-
Notifications
You must be signed in to change notification settings - Fork 5
Description
Docmatching pipeline sends requests to the Oracle service to insert data into a database. I have learned that sometimes these requests may contain duplicate entries. Since the microservice uses bulk insert operations, the presence of duplicates in the list causes the insert to fail.
I propose to separate the duplicate entities at the pipeline level, before sending the data to the Oracle. My main concern is the service's 60-second time limit. If the operation exceeds this time limit, even though the service would continue to update the database, from the pipeline's perspective, the request is considered to have failed.
By handling duplicates at the pipeline level, we reduce the processing load on the microservice and minimize data transfer, which is crucial given the AWS setup with multiple layers (NGINX, Kubernetes). Additionally, processing the data at the pipeline level ensures that only clean, properly structured data reaches the microservice, preventing bulk insert failures. This approach also aligns with the principle that data preparation should occur before reaching the service layer, leaving the service layer responsible solely for inserting data into the database as requested. Furthermore, it's easier to implement robust error handling and logging at the pipeline level, allowing for better troubleshooting and data quality control.

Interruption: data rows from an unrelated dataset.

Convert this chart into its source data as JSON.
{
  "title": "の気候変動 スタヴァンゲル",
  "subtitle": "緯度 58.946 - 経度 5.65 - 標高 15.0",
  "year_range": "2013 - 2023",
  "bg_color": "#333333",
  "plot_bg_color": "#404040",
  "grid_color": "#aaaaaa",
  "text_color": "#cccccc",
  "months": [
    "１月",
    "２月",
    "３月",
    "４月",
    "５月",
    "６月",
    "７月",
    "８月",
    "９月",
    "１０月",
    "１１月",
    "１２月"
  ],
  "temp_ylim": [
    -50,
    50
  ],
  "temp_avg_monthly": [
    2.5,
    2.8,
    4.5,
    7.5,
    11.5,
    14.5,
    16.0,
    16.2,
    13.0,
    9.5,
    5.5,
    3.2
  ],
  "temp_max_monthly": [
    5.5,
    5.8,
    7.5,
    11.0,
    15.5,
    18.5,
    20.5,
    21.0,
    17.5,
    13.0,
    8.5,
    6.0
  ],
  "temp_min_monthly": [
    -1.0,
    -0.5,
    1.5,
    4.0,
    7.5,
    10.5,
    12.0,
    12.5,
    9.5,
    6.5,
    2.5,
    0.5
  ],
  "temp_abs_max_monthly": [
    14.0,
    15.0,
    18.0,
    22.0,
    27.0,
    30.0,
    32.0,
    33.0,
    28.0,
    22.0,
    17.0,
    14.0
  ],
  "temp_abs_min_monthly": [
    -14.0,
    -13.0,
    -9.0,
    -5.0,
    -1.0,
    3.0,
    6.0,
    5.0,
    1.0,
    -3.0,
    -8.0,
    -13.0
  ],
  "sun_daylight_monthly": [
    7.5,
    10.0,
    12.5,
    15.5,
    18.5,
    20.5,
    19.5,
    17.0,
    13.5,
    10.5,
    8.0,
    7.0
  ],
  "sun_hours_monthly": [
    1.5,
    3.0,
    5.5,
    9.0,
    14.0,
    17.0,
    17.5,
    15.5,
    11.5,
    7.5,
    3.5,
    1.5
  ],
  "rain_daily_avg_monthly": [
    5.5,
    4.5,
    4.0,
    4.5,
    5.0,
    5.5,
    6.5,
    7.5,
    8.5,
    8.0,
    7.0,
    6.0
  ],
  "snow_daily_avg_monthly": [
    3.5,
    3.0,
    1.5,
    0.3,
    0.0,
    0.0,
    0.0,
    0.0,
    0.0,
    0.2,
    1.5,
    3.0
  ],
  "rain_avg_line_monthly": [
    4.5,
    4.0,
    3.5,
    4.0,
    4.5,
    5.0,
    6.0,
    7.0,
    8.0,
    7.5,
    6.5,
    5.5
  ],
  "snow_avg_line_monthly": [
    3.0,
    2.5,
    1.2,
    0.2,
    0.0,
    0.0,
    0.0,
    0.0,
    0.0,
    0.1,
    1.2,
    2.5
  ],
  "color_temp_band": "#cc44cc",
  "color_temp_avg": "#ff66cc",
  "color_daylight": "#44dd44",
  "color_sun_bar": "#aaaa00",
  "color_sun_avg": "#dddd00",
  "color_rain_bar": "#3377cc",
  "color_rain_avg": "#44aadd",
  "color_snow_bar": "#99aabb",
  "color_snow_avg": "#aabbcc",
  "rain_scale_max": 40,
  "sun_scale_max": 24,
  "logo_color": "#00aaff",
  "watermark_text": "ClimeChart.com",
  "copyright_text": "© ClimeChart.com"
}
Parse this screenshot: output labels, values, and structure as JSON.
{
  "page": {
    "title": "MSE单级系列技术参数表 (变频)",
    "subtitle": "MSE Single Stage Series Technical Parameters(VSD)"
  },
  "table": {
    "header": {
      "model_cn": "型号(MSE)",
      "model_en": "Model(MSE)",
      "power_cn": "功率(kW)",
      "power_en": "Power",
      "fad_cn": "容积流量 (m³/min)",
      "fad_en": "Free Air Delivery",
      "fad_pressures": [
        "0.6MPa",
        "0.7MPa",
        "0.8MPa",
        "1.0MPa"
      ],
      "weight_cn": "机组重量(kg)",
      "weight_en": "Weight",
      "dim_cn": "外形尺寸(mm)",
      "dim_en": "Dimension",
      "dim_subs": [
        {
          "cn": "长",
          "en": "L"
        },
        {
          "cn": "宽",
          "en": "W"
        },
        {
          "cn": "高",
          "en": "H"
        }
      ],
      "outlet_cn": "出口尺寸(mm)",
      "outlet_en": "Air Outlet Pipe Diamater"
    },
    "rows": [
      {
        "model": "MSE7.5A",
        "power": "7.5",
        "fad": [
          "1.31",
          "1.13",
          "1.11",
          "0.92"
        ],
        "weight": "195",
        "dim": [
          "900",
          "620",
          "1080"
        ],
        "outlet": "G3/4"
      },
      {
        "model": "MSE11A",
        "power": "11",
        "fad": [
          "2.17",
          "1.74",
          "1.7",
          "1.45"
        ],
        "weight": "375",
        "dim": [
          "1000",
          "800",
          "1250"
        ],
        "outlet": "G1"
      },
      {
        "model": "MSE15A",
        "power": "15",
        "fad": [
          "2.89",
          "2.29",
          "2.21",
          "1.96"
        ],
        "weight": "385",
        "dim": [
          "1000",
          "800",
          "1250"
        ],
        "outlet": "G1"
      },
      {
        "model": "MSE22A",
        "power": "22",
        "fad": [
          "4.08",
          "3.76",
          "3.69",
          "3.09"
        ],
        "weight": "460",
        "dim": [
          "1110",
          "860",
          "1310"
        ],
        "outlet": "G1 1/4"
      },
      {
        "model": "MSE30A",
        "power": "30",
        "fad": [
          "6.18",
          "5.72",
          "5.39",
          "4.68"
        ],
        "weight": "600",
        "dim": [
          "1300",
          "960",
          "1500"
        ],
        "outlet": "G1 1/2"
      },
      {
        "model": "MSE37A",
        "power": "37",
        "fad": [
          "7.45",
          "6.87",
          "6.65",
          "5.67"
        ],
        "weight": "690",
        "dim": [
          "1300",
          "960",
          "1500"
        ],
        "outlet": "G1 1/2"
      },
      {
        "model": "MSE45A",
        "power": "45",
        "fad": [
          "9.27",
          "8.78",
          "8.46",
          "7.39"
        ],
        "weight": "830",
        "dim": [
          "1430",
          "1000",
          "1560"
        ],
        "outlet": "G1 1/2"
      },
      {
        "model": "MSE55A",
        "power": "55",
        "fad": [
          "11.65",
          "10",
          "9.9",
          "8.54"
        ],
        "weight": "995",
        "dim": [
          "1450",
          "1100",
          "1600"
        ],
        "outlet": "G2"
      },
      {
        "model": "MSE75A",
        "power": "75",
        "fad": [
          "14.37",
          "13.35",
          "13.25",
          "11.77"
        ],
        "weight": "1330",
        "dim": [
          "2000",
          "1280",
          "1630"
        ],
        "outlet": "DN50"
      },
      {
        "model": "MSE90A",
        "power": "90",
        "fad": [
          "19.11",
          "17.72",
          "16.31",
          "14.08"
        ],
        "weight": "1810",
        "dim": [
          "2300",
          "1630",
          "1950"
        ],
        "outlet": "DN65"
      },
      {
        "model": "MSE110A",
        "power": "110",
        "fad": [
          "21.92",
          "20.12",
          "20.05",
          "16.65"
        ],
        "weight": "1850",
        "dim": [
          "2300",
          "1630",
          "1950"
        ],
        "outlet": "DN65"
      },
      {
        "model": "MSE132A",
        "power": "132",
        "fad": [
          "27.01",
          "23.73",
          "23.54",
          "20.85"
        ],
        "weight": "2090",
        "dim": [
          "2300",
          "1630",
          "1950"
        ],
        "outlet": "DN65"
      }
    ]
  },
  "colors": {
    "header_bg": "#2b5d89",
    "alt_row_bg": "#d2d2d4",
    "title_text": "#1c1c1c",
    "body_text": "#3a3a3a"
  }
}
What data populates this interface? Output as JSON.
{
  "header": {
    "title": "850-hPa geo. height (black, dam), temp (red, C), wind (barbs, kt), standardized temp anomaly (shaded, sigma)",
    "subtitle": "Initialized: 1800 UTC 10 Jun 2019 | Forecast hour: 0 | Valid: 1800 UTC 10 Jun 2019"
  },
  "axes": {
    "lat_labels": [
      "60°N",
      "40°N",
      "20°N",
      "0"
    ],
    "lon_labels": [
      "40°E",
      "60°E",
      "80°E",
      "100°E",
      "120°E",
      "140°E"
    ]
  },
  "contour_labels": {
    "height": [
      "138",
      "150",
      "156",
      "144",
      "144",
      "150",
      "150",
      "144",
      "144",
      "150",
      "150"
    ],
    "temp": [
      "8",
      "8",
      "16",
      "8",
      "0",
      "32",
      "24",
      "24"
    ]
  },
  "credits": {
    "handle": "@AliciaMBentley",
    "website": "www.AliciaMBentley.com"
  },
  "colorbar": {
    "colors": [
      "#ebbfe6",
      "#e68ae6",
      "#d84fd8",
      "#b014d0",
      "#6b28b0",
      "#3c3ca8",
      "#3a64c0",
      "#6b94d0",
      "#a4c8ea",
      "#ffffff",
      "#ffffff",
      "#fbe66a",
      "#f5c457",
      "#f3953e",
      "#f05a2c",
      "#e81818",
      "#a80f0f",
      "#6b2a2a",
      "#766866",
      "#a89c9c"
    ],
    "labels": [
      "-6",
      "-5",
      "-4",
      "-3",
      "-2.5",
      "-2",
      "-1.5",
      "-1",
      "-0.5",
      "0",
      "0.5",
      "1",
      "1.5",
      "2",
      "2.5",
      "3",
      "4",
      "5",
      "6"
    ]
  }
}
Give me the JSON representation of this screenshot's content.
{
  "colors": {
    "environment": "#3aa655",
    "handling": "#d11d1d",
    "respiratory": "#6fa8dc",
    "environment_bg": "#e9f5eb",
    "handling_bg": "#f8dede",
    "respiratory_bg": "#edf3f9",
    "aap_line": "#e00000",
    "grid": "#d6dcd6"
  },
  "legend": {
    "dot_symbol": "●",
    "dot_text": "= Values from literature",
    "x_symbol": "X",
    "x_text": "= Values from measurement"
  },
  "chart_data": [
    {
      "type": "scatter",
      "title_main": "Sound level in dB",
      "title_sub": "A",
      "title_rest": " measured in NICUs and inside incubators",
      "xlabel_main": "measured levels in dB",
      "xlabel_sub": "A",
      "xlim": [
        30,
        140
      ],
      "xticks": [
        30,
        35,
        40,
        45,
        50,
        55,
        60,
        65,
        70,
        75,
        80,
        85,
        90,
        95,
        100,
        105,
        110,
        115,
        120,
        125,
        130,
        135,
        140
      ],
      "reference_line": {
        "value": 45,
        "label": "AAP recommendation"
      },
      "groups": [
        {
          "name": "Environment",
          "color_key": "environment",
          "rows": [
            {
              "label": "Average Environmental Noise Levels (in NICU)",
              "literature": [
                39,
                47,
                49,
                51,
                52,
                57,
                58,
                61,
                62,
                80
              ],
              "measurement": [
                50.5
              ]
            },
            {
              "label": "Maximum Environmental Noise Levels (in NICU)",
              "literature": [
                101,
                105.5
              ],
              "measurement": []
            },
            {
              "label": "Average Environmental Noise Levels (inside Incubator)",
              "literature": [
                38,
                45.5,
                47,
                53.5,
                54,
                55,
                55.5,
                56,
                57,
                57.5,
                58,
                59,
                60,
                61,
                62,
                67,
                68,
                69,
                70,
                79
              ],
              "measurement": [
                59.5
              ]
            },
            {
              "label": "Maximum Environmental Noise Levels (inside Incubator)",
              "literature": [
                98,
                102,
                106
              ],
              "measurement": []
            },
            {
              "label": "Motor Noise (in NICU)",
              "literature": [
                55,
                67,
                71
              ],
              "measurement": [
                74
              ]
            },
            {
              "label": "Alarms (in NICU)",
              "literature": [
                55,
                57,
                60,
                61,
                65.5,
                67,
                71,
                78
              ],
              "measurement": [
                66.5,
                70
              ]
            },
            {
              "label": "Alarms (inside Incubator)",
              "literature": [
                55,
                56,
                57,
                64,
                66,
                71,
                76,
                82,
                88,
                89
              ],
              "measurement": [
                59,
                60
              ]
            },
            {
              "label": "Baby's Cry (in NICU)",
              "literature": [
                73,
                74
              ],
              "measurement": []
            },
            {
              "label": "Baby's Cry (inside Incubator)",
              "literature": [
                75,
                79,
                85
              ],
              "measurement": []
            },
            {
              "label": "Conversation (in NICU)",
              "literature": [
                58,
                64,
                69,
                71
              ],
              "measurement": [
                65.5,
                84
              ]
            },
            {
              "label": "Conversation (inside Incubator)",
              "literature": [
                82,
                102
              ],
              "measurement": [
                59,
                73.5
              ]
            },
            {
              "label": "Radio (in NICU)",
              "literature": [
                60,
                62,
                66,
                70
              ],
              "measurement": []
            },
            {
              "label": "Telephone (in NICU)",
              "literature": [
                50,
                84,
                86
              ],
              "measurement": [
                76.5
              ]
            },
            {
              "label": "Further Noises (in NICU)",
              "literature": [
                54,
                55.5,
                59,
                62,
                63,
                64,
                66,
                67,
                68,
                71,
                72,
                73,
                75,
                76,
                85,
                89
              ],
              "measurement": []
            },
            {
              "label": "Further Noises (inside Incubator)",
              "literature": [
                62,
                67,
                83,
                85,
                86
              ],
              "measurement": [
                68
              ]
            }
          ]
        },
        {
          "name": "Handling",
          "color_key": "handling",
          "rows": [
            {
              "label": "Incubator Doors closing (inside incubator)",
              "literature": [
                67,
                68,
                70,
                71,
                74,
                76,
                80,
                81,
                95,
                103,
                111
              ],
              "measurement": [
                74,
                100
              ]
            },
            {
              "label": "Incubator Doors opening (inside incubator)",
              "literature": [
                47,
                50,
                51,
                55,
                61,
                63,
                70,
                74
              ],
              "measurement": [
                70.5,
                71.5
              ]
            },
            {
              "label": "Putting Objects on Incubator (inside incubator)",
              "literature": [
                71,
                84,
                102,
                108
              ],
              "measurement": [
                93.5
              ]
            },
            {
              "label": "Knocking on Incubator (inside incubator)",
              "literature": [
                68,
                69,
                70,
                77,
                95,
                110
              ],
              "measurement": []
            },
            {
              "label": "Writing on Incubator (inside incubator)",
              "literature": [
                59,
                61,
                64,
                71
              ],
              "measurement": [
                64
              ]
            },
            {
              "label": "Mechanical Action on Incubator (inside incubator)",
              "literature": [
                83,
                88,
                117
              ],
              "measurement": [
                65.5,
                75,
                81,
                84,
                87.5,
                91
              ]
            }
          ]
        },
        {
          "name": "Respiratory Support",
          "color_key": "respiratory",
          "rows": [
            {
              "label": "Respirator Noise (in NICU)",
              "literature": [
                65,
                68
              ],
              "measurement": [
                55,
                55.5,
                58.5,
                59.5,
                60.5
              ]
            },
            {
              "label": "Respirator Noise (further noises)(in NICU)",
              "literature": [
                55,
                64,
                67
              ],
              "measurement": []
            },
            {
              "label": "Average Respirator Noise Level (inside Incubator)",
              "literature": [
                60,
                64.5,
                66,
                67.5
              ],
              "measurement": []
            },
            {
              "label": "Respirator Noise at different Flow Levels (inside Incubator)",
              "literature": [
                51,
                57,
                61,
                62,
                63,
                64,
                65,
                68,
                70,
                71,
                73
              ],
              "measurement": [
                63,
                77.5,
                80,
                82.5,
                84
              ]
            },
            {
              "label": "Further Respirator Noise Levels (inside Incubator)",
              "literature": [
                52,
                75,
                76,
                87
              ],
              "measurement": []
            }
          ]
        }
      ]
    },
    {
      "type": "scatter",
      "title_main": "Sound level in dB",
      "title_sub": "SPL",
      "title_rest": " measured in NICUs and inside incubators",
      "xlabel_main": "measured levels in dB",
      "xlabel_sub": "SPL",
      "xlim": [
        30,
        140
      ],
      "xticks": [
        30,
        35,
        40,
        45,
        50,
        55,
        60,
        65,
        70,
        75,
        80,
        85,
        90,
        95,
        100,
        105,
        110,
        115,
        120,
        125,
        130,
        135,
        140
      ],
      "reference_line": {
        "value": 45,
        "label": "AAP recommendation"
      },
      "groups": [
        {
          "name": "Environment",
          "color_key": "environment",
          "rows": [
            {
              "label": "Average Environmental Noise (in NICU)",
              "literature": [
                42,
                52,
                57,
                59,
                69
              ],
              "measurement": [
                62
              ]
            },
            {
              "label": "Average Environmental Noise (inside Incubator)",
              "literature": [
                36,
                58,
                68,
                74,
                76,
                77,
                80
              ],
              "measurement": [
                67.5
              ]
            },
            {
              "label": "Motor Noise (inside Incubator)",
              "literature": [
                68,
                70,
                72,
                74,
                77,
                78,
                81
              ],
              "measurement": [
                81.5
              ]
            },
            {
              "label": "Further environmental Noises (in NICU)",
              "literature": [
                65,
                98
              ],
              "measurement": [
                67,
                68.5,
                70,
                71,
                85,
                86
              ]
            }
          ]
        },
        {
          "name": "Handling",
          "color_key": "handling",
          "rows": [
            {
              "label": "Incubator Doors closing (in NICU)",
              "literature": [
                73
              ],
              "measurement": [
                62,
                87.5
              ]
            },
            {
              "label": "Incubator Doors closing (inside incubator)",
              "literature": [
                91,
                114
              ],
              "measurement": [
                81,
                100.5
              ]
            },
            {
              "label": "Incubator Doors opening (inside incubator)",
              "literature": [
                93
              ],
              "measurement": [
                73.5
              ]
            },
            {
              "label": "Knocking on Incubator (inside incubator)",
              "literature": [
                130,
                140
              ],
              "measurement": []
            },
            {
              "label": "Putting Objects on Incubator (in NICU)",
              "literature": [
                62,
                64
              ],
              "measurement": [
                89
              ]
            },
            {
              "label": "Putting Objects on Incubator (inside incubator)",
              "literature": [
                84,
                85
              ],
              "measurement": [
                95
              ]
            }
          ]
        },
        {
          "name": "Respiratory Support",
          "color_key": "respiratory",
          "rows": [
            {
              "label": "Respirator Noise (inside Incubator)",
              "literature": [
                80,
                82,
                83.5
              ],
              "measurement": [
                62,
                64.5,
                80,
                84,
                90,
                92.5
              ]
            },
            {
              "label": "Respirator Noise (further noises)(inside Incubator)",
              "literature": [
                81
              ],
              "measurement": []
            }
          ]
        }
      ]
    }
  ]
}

I've also recognized that the volume of data sent to the service can grow, and I'm proposing to send the updates in batches. This approach is similar to the process already in place between the resolver service and master pipeline. The resolver service does not accept any updates exceeding 1000 rows (configurable parameter), so the master pipeline always breaks down the updates into batches of 1000 rows or fewer before sending them to the resolver for database insertion.